Lonely, I trust that our battles ended,
that a reconstruction of our friendship
returns like the song birds
to find the berries ripe upon the branches,
like the farmers who till the fields
as all their forefathers before them.

If you have grown into yourself, as I hope,
you do not need me anymore,
do not require my advice or guidance.
Boldly, you make your own history.

Alone, on the old Manassas Battlefield,
I walk the slight path past the farm ford
and up the flanks of Matthews Hill
where Evans once stood up to Burnside,
where you, my son, first stood up to me.


copyright © 2020 Kenneth P. Gurney

postscript

I ran out of new work that I felt good enough to post, since I had a tough writing week where creativity was scarce.

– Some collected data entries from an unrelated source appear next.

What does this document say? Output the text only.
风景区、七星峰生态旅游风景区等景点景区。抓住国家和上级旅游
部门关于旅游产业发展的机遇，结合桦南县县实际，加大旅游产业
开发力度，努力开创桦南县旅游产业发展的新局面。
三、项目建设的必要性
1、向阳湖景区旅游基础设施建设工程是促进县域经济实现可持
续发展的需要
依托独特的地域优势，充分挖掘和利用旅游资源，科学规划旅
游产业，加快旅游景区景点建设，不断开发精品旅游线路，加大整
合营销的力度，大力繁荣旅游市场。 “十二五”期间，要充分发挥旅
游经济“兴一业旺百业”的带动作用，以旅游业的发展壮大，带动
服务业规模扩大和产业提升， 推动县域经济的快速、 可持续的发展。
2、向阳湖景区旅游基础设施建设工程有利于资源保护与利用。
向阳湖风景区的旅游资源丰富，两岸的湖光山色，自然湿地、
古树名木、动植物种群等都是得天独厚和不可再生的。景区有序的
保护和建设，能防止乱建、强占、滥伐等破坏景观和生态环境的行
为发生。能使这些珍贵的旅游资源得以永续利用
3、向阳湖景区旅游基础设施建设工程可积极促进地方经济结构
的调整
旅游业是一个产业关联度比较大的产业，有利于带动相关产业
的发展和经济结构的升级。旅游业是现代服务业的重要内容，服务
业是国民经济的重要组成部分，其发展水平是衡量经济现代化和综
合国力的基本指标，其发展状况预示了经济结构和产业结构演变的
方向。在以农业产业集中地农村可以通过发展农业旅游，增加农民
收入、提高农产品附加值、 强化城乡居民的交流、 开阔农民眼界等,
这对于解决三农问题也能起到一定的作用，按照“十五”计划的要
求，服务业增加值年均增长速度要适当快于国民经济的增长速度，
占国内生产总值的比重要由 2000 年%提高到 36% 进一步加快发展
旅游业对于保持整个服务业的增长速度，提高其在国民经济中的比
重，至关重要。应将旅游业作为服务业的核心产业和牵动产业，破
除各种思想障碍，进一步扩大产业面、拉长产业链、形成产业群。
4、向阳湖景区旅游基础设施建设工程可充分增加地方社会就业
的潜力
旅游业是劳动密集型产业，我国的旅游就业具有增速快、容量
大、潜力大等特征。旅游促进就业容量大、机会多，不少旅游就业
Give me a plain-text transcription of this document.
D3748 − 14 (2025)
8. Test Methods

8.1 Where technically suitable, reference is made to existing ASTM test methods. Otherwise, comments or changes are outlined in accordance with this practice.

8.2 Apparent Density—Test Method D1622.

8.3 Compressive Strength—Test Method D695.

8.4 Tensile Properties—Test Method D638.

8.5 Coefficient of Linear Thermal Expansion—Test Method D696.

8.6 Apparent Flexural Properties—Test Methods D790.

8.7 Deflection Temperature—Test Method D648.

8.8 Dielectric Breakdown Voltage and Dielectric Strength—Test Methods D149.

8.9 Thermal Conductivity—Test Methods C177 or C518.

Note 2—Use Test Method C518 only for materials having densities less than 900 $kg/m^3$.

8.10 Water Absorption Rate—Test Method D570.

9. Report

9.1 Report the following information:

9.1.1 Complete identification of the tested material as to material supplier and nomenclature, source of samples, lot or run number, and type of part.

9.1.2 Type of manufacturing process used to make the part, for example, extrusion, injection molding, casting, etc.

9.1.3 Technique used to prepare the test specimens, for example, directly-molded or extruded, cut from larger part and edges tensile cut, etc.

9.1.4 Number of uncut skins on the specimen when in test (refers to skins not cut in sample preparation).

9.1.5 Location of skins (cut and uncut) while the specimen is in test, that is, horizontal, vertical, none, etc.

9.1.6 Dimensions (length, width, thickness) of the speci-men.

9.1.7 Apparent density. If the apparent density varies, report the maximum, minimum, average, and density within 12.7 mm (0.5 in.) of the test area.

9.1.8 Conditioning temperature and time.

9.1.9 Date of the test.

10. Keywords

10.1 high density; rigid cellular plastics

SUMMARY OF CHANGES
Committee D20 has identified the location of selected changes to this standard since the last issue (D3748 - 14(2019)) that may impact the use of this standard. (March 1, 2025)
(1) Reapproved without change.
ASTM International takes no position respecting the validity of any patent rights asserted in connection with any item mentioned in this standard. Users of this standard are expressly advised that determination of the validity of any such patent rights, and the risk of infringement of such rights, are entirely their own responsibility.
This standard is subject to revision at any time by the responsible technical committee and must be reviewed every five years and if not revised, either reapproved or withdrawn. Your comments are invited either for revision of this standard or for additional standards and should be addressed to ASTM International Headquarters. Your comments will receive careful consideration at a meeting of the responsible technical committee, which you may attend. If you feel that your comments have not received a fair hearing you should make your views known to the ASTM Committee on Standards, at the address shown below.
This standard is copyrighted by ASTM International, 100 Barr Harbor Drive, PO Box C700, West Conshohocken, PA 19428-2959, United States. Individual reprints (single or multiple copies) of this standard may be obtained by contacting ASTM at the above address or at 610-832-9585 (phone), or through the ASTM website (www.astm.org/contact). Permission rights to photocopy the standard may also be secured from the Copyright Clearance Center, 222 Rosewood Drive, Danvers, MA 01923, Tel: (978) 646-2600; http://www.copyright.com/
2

This poem is from my book Fluid Shape Of An Empty Womb. It is one of my all time favorites of my own poems.

Lights Go Out

On a bedstand
a sprig of lavender dries

over a photo of Father
wearing one of his rare smiles.

A curtain of song
darkens a quartet of windows.

Liberated,
Lori’s hair falls past her shoulders.

From another room,
the news describes the violence

of the ignored
refusing to be the ignored any longer.

She whispers a prayer
for the protesters and law enforcement.

The sky reddens.
She fears the phone may ring.

She settles into her bed.
A block of ice.

The lavender scent
flashes images of her very first dog.